Trump Account vs UTMA/UGMA Custodial Account

Last verified: 2026-02-12

Bottom Line

  • For free money: Trump Account wins — $1,000 federal deposit + employer match
  • For investment flexibility: UTMA/UGMA wins — stocks, bonds, real estate, crypto, anything
  • For tax efficiency: Trump Account wins — tax-deferred growth vs kiddie tax rules
  • For college aid: Trump Account likely wins — IRA treatment vs counted as student asset
  • Best answer: Most families benefit from a Trump Account first, UTMA/UGMA for additional savings

UTMA (Uniform Transfer to Minors Act) and UGMA (Uniform Gift to Minors Act) custodial accounts have been the go-to way to save for kids for decades. But Trump Accounts offer some significant advantages — especially for families with newborns.

Side-by-Side Comparison

Feature Trump Account UTMA/UGMA
Legal basis IRC §530A (federal) State law (varies by state)
Federal deposit $1,000 (2025–2028 births) None
Annual contribution limit $5,000/year No limit (gift tax rules apply above $19K)
Investment options S&P 500 / U.S. equity index only Almost anything: stocks, bonds, ETFs, real estate, crypto
Tax on growth Tax-deferred (no tax until withdrawal) Kiddie tax: first $1,300 free, next $1,300 at child's rate, above at parent's rate
Tax on withdrawals Ordinary income tax (IRA rules at 18) Capital gains tax (if sold at profit)
Employer contributions Up to $2,500/yr tax-free (§128) Not available
Withdrawals before 18 Not allowed (locked) Custodian can withdraw for child's benefit
Child gets control at Age 18 (converts to IRA) Age 18-21 (varies by state)
Use restrictions None at 18+ (but IRA tax rules apply) None (child's money outright)
Change beneficiary? No (one account per child) No (irrevocable gift to child)
FAFSA impact TBD (IRS guidance pending) Counted as student asset (hurts aid eligibility)
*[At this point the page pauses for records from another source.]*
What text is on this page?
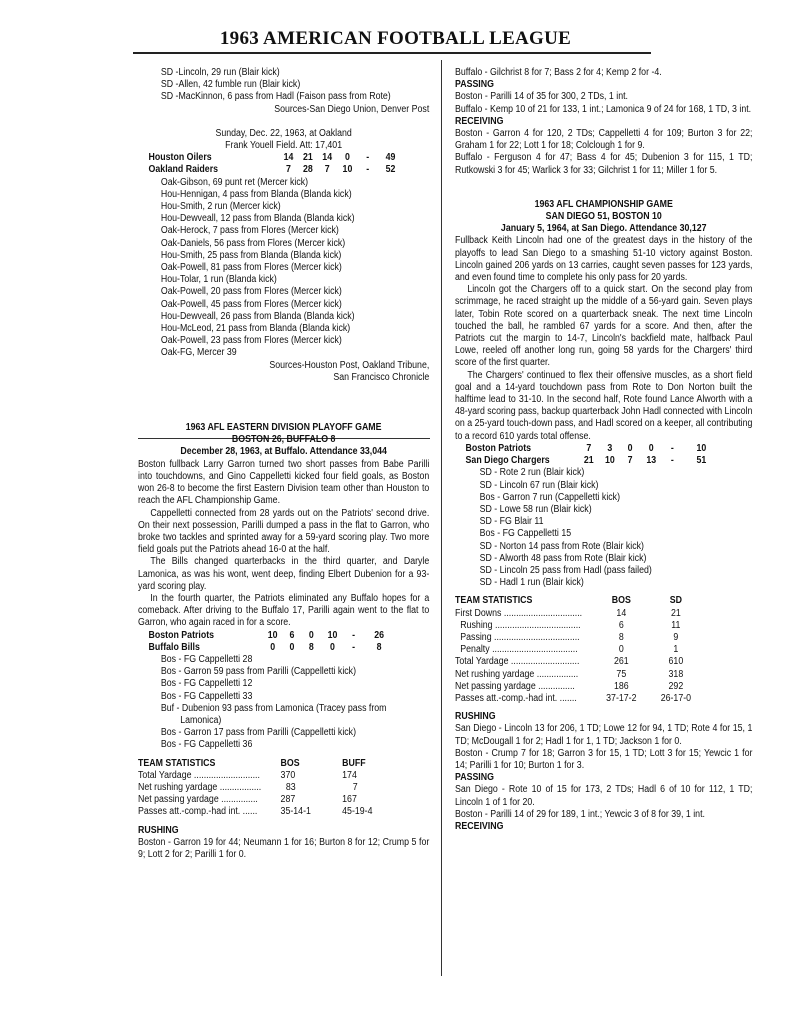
1963 AMERICAN FOOTBALL LEAGUE
SD -Lincoln, 29 run (Blair kick)
SD -Allen, 42 fumble run (Blair kick)
SD -MacKinnon, 6 pass from Hadl (Faison pass from Rote)
Sources-San Diego Union, Denver Post
Sunday, Dec. 22, 1963, at Oakland
Frank Youell Field. Att: 17,401
Houston Oilers	14	21	14	0	-	49
Oakland Raiders	7	28	7	10	-	52
Oak-Gibson, 69 punt ret (Mercer kick)
Hou-Hennigan, 4 pass from Blanda (Blanda kick)
Hou-Smith, 2 run (Mercer kick)
Hou-Dewveall, 12 pass from Blanda (Blanda kick)
Oak-Herock, 7 pass from Flores (Mercer kick)
Oak-Daniels, 56 pass from Flores (Mercer kick)
Hou-Smith, 25 pass from Blanda (Blanda kick)
Oak-Powell, 81 pass from Flores (Mercer kick)
Hou-Tolar, 1 run (Blanda kick)
Oak-Powell, 20 pass from Flores (Mercer kick)
Oak-Powell, 45 pass from Flores (Mercer kick)
Hou-Dewveall, 26 pass from Blanda (Blanda kick)
Hou-McLeod, 21 pass from Blanda (Blanda kick)
Oak-Powell, 23 pass from Flores (Mercer kick)
Oak-FG, Mercer 39
Sources-Houston Post, Oakland Tribune,
San Francisco Chronicle
1963 AFL EASTERN DIVISION PLAYOFF GAME
BOSTON 26, BUFFALO 8
December 28, 1963, at Buffalo. Attendance 33,044
Boston fullback Larry Garron turned two short passes from Babe Parilli into touchdowns, and Gino Cappelletti kicked four field goals, as Boston won 26-8 to become the first Eastern Division team other than Houston to reach the AFL Championship Game.
Cappelletti connected from 28 yards out on the Patriots' second drive. On their next possession, Parilli dumped a pass in the flat to Garron, who broke two tackles and sprinted away for a 59-yard scoring play. Two more field goals put the Patriots ahead 16-0 at the half.
The Bills changed quarterbacks in the third quarter, and Daryle Lamonica, as was his wont, went deep, finding Elbert Dubenion for a 93-yard scoring play.
In the fourth quarter, the Patriots eliminated any Buffalo hopes for a comeback. After driving to the Buffalo 17, Parilli again went to the flat to Garron, who again raced in for a score.
Boston Patriots	10	6	0	10	-	26
Buffalo Bills	0	0	8	0	-	8
Bos - FG Cappelletti 28
Bos - Garron 59 pass from Parilli (Cappelletti kick)
Bos - FG Cappelletti 12
Bos - FG Cappelletti 33
Buf - Dubenion 93 pass from Lamonica (Tracey pass from Lamonica)
Bos - Garron 17 pass from Parilli (Cappelletti kick)
Bos - FG Cappelletti 36
TEAM STATISTICS	BOS	BUFF
Total Yardage ...........................	370	174
Net rushing yardage .................	83	7
Net passing yardage ...............	287	167
Passes att.-comp.-had int. ......	35-14-1	45-19-4
RUSHING
Boston - Garron 19 for 44; Neumann 1 for 16; Burton 8 for 12; Crump 5 for 9; Lott 2 for 2; Parilli 1 for 0.
Buffalo - Gilchrist 8 for 7; Bass 2 for 4; Kemp 2 for -4.
PASSING
Boston - Parilli 14 of 35 for 300, 2 TDs, 1 int.
Buffalo - Kemp 10 of 21 for 133, 1 int.; Lamonica 9 of 24 for 168, 1 TD, 3 int.
RECEIVING
Boston - Garron 4 for 120, 2 TDs; Cappelletti 4 for 109; Burton 3 for 22; Graham 1 for 22; Lott 1 for 18; Colclough 1 for 9.
Buffalo - Ferguson 4 for 47; Bass 4 for 45; Dubenion 3 for 115, 1 TD; Rutkowski 3 for 45; Warlick 3 for 33; Gilchrist 1 for 11; Miller 1 for 5.
1963 AFL CHAMPIONSHIP GAME
SAN DIEGO 51, BOSTON 10
January 5, 1964, at San Diego. Attendance 30,127
Fullback Keith Lincoln had one of the greatest days in the history of the playoffs to lead San Diego to a smashing 51-10 victory against Boston. Lincoln gained 206 yards on 13 carries, caught seven passes for 123 yards, and even found time to complete his only pass for 20 yards.
Lincoln got the Chargers off to a quick start. On the second play from scrimmage, he raced straight up the middle of a 56-yard gain. Seven plays later, Tobin Rote scored on a quarterback sneak. The next time Lincoln touched the ball, he rambled 67 yards for a score. And then, after the Patriots cut the margin to 14-7, Lincoln's backfield mate, halfback Paul Lowe, reeled off another long run, going 58 yards for the Chargers' third score of the first quarter.
The Chargers' continued to flex their offensive muscles, as a short field goal and a 14-yard touchdown pass from Rote to Don Norton built the halftime lead to 31-10. In the second half, Rote found Lance Alworth with a 48-yard scoring pass, backup quarterback John Hadl connected with Lincoln on a 25-yard touch-down pass, and Hadl scored on a keeper, all contributing to a record 610 yards total offense.
Boston Patriots	7	3	0	0	-	10
San Diego Chargers	21	10	7	13	-	51
SD - Rote 2 run (Blair kick)
SD - Lincoln 67 run (Blair kick)
Bos - Garron 7 run (Cappelletti kick)
SD - Lowe 58 run (Blair kick)
SD - FG Blair 11
Bos - FG Cappelletti 15
SD - Norton 14 pass from Rote (Blair kick)
SD - Alworth 48 pass from Rote (Blair kick)
SD - Lincoln 25 pass from Hadl (pass failed)
SD - Hadl 1 run (Blair kick)
TEAM STATISTICS	BOS	SD
First Downs ................................	14	21
Rushing ...................................	6	11
Passing ...................................	8	9
Penalty ...................................	0	1
Total Yardage ............................	261	610
Net rushing yardage .................	75	318
Net passing yardage ...............	186	292
Passes att.-comp.-had int. .......	37-17-2	26-17-0
RUSHING
San Diego - Lincoln 13 for 206, 1 TD; Lowe 12 for 94, 1 TD; Rote 4 for 15, 1 TD; McDougall 1 for 2; Hadl 1 for 1, 1 TD; Jackson 1 for 0.
Boston - Crump 7 for 18; Garron 3 for 15, 1 TD; Lott 3 for 15; Yewcic 1 for 14; Parilli 1 for 10; Burton 1 for 3.
PASSING
San Diego - Rote 10 of 15 for 173, 2 TDs; Hadl 6 of 10 for 112, 1 TD; Lincoln 1 of 1 for 20.
Boston - Parilli 14 of 29 for 189, 1 int.; Yewcic 3 of 8 for 39, 1 int.
RECEIVING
The Tax Difference: Deferred vs Kiddie Tax

This is the biggest practical difference for most families.

Trump Account: Growth is completely tax-deferred. You pay zero tax on dividends and capital gains while the account grows. Taxes only apply when your child withdraws money (as ordinary income).

UTMA/UGMA: Subject to the "kiddie tax." The first $1,300 of unearned income (dividends, interest, capital gains) is tax-free. The next $1,300 is taxed at the child's rate. Anything above $2,600 is taxed at the parent's marginal rate — which can be as high as 37%.

✅ Why tax deferral matters over 18 years

With a UTMA, you're paying taxes on dividends and realized gains every year. With a Trump Account, all that money stays invested and compounds. Over 18 years, the difference can be thousands of dollars in additional growth — especially for families in higher tax brackets.

FAFSA Impact

UTMA/UGMA accounts are counted as student assets on the FAFSA, which reduces financial aid eligibility by up to 20% of the account value per year. This is one of the biggest downsides of custodial accounts.

Trump Accounts convert to a traditional IRA at 18. While the IRS hasn't issued specific FAFSA guidance for Trump Accounts yet, traditional IRAs are generally not counted as assets on the FAFSA — only withdrawals count as income. This could be a significant advantage.

When to Choose a Trump Account

  • Newborn born 2025–2028 — claim the free $1,000
  • Employer offers matching — up to $2,500/year tax-free
  • Want tax-deferred growth — avoid kiddie tax complexity
  • Planning for college — likely better FAFSA treatment than UTMA
  • Want forced long-term savings — money is locked until 18

When to Choose a UTMA/UGMA

  • Want investment flexibility — individual stocks, bonds, real estate
  • May need access before 18 — custodian can withdraw for child's benefit
  • Already maxing Trump Account — UTMA has no annual limit
  • Want to save more than $5,000/year — no contribution cap
  • Teaching kids about investing — buy individual stocks they can follow

Frequently Asked Questions

Is a Trump Account the same as a UTMA?

No. A Trump Account is a federal program under IRC §530A that converts to a traditional IRA at 18. A UTMA is a state-law custodial account where the child receives the assets outright at the age of majority.

Can I have both?

Yes. They are completely separate account types. You can fund both simultaneously.

Which is better for college savings?

Neither is ideal for college specifically — a 529 plan offers tax-free withdrawals for education. But between these two, the Trump Account likely has a better FAFSA impact since it converts to an IRA.

This is educational content, not tax or financial advice. Source: IRS Notice 2025-68.